Beaucoup de gestionnaires vont tenter de battre ou de répliquer des indices complexes à comprendre pour les investisseurs. Une catégorie qui a gagné beaucoup d’adeptes ces dernières années est celle des FNB factoriels. On souhaite profiter d’anomalies ou de facteurs qui vont générer un rendement ajusté au risque intéressant. Ces principaux facteurs sont : la valeur, le momentum, la qualité, les petites capitalisations, les dividendes élevés et la faible volatilité. Des recherches universitaires ont montré que certains facteurs peuvent surperformer sur de longues périodes les indices de marché. Ces FNB factoriels sont aussi populaires, car ils coûtent moins cher qu’un fonds ayant une démarche purement active.

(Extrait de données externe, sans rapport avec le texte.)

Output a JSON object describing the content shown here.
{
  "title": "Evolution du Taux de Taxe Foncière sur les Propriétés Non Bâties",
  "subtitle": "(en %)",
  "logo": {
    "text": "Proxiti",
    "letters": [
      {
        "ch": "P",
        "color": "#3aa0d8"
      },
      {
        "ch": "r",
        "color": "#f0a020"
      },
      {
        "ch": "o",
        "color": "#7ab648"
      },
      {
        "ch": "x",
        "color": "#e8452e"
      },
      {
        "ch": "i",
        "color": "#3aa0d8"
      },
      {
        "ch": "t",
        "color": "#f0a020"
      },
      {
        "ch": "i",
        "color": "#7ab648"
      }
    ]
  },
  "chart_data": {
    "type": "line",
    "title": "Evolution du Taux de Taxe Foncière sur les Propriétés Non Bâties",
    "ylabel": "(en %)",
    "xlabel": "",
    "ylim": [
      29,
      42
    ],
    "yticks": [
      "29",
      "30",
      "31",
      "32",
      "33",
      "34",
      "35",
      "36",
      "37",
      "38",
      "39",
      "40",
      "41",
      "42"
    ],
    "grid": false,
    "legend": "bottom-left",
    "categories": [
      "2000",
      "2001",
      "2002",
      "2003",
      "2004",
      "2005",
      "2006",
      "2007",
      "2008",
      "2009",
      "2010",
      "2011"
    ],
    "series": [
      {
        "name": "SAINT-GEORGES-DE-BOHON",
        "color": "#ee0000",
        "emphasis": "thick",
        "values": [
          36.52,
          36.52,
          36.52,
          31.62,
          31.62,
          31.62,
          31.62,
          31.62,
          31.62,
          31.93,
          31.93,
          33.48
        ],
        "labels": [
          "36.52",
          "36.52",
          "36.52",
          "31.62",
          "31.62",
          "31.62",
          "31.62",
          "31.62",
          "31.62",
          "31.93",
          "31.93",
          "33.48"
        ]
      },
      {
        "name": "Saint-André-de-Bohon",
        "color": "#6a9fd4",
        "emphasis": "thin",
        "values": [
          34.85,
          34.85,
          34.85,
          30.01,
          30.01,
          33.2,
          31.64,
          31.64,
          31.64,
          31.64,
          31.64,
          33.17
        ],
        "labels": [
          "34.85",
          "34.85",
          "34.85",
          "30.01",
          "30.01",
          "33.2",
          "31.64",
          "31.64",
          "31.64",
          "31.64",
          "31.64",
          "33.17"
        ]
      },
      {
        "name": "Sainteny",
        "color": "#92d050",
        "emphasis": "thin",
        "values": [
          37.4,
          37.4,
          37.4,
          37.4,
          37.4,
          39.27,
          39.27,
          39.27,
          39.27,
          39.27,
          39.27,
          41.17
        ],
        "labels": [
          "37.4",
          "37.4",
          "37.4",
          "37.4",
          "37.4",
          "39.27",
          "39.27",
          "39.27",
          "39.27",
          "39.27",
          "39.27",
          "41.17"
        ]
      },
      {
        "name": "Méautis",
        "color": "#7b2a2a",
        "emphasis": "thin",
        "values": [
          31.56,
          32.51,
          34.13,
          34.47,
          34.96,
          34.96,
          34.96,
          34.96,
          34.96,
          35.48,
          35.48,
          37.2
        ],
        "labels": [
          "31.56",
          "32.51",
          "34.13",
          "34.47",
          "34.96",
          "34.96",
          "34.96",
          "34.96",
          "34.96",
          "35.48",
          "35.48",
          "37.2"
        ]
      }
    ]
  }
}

D’après François Bourdon, les grands indices boursiers devraient moins dominer au cours des prochaines années. Il constate que ces derniers sont de plus en plus concentrés. Pensons aux « sept magnifiques » (Apple, Microsoft, Nvidia, Amazon, Meta Platforms, Alphabet et Tesla), qui représentent environ 30 % de l’indice S&P 500. « Lorsqu’une entreprise est très grosse, il lui sera plus difficile de continuer à croître rapidement, car il ne reste plus de place dans l’économie. Des efforts sont consentis aux États-Unis pour réduire la concentration : le gouvernement a laissé savoir aux grandes entreprises qu’il ne permettrait pas de nouvelles acquisitions importantes. Si les grandes entreprises ne poursuivent pas leur croissance, les plus petites feront mieux et les indices auront de moins bons résultats », croit-il.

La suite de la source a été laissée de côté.